Aurélia

Todo verão, quando eu era criança, minha família fazia a viagem até a casa da minha tia no campo. Ela e o marido tinham dois filhos - um garoto chamado Saulo, dois anos mais novo do que eu, e uma garota chamada Aurélia. Hoje em dia, sei o suficiente para lhe dizer que Aurélia era autista. Mas naquela época, tudo que eu sabia era que ela era diferente. Ela não falava e não tinha senso de perigo. Ouvi dizer que ela quase se afogou em um lago quando ela era pequena, porque ela simplesmente entrou, sem nem saber nadar. Quando fui visitá-lo, Aurélia era minha e responsabilidade de Saulo. Nós tínhamos que levá-la a todos os lugares que íamos e ficar de olho nela.
Tudo isso aconteceu um dia no início dos anos oitenta. Saulo e eu queríamos ir nadar no lago. Estava a quase uma hora de distância da casa, mas sabíamos que a viagem seria três vezes mais longa com Aurélia no reboque. Andar com ela era como andar com um cachorrinho - ela parou para olhar para tudo, e jogou um ataque se fosse interrompida. Eu argumentei por horas, implorando a minha tia para não nos fazer levá-la junto. Ela recusou, e nós partimos em uma manhã brilhante, Saulo e eu em nossos novos calções de banho e Aurélia em shorts e sua camiseta rosa favorita.

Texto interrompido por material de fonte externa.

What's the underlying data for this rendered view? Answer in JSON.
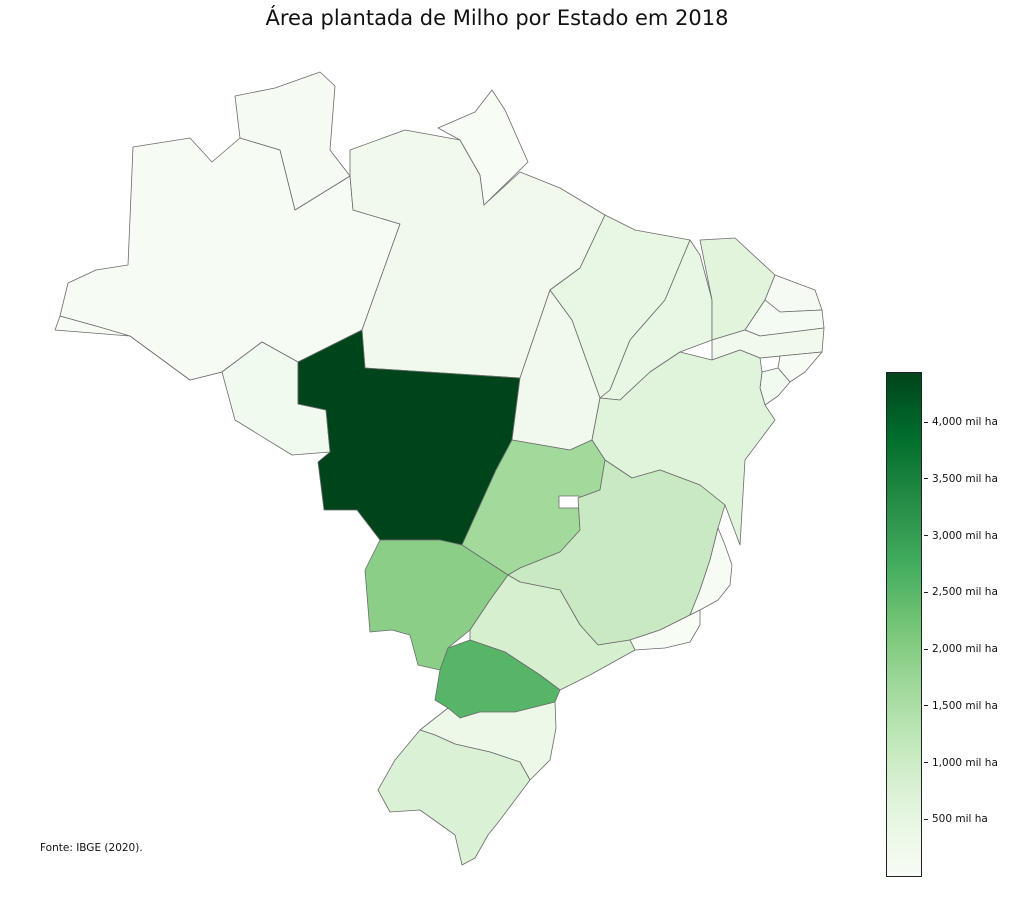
{
  "title": "Área plantada de Milho por Estado em 2018",
  "source": "Fonte: IBGE (2020).",
  "colors": {
    "scale_low": "#f7fcf5",
    "scale_high": "#00441b",
    "border": "#6b6b6b",
    "distrito_federal": "#ffffff"
  },
  "colorbar": {
    "unit": "mil ha",
    "min": 0,
    "max": 4450,
    "ticks": [
      {
        "value": 500,
        "label": "500 mil ha"
      },
      {
        "value": 1000,
        "label": "1,000 mil ha"
      },
      {
        "value": 1500,
        "label": "1,500 mil ha"
      },
      {
        "value": 2000,
        "label": "2,000 mil ha"
      },
      {
        "value": 2500,
        "label": "2,500 mil ha"
      },
      {
        "value": 3000,
        "label": "3,000 mil ha"
      },
      {
        "value": 3500,
        "label": "3,500 mil ha"
      },
      {
        "value": 4000,
        "label": "4,000 mil ha"
      }
    ]
  },
  "states": [
    {
      "uf": "AC",
      "value": 40
    },
    {
      "uf": "AM",
      "value": 30
    },
    {
      "uf": "RR",
      "value": 50
    },
    {
      "uf": "PA",
      "value": 200
    },
    {
      "uf": "AP",
      "value": 10
    },
    {
      "uf": "RO",
      "value": 180
    },
    {
      "uf": "MT",
      "value": 4450
    },
    {
      "uf": "TO",
      "value": 200
    },
    {
      "uf": "MA",
      "value": 450
    },
    {
      "uf": "PI",
      "value": 450
    },
    {
      "uf": "CE",
      "value": 600
    },
    {
      "uf": "RN",
      "value": 60
    },
    {
      "uf": "PB",
      "value": 80
    },
    {
      "uf": "PE",
      "value": 230
    },
    {
      "uf": "AL",
      "value": 40
    },
    {
      "uf": "SE",
      "value": 170
    },
    {
      "uf": "BA",
      "value": 650
    },
    {
      "uf": "GO",
      "value": 1650
    },
    {
      "uf": "DF",
      "value": 60
    },
    {
      "uf": "MG",
      "value": 1100
    },
    {
      "uf": "ES",
      "value": 20
    },
    {
      "uf": "RJ",
      "value": 10
    },
    {
      "uf": "MS",
      "value": 1950
    },
    {
      "uf": "SP",
      "value": 850
    },
    {
      "uf": "PR",
      "value": 2550
    },
    {
      "uf": "SC",
      "value": 350
    },
    {
      "uf": "RS",
      "value": 750
    }
  ]
}
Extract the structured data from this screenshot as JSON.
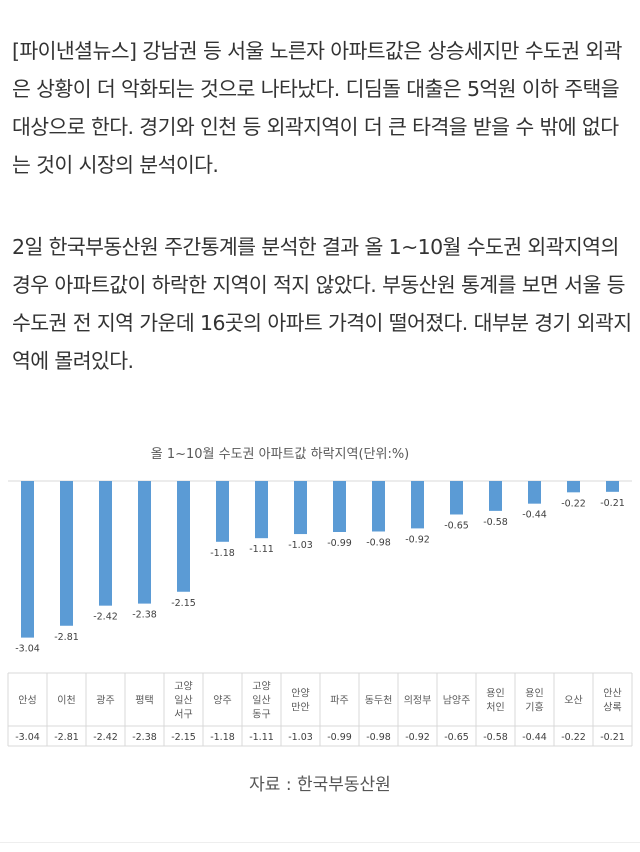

Era um dia quente, e a trilha para o lago estava lamacenta o suficiente para que nossas pernas afundassem até nossos tornozelos a cada passo. As nuvens de mosquitos eram tão grossas que tínhamos que respirar pela boca para não as inalarmos. Nossos torsos nus estavam cobertos de coceira sem minutos de sair. Em suma, foi miserável. Aurélia, por outro lado, estava desassossegada. Ela serpenteou alguns metros atrás de Saulo e eu, murmurando para si mesma.

Mas como os meninos, ficamos impacientes. Tudo o que queríamos era a sensação de água fria em nossa pele suada e com coceira. Nós aceleramos. Não muito, lembre-se, mas foi o suficiente para que Aurélia começasse a ficar para trás. Nós olhamos sobre nossos ombros a cada poucos minutos para ver se ela ainda estava seguindo. O tempo entre os olhares para trás aumentou à medida que nossa conversa ficou mais apaixonada e a promessa do lago se aproximou.

Eu não sei quanto tempo passou desde que checamos Aurélia. Eu só lembro de me virar para atacar um mosquito particularmente desagradável, e ela não estava lá. Nós não estávamos muito preocupados no começo, ela se afastou o tempo todo. Mas quando a manhã se desvaneceu na tarde, nossa busca tornou-se desesperada. Nenhum de nós conseguiu se lembrar de quando a vimos pela última vez. Nós dissemos à polícia que tinha sido apenas um minuto ou dois, mas acho que foi provavelmente cerca de vinte minutos.

Saulo e eu recuamos pela floresta. Nossos passos foram fáceis de seguir na lama - é onde eu tive a ideia de procurar por Aurélia. Saulo foi quem avistou o lugar onde as pegadas dela desviaram do caminho e entraram na parte mais densa da floresta. Ela deixou um rastro de folhas esmagadas e galhos tortos que Saulo, um aspirante a caçador, rastreou com facilidade por trinta metros ou mais até chegarmos a uma pequena clareira.
Era um pedaço de floresta bastante normal, apenas uma pequena bruma coberta de musgo entre as árvores e o mato grosso. Os passos de Aurélia estavam claramente impressos no solo macio. Parecia que ela entrou na clareira, vagou um pouco, parou no centro exato ... e depois desapareceu. Ela não tinha se virado - suas pegadas só iam em uma direção. A trilha parou logo ali.

Saulo e eu estávamos com medo naquele momento, menos por sua segurança e mais pelas consequências que enfrentaríamos em casa. Estávamos prestes a começar a vergonhosa caminhada para casa quando vi algo meio enterrado debaixo de um arbusto.

A camiseta rosa de Aurélia - salpicada de vermelho.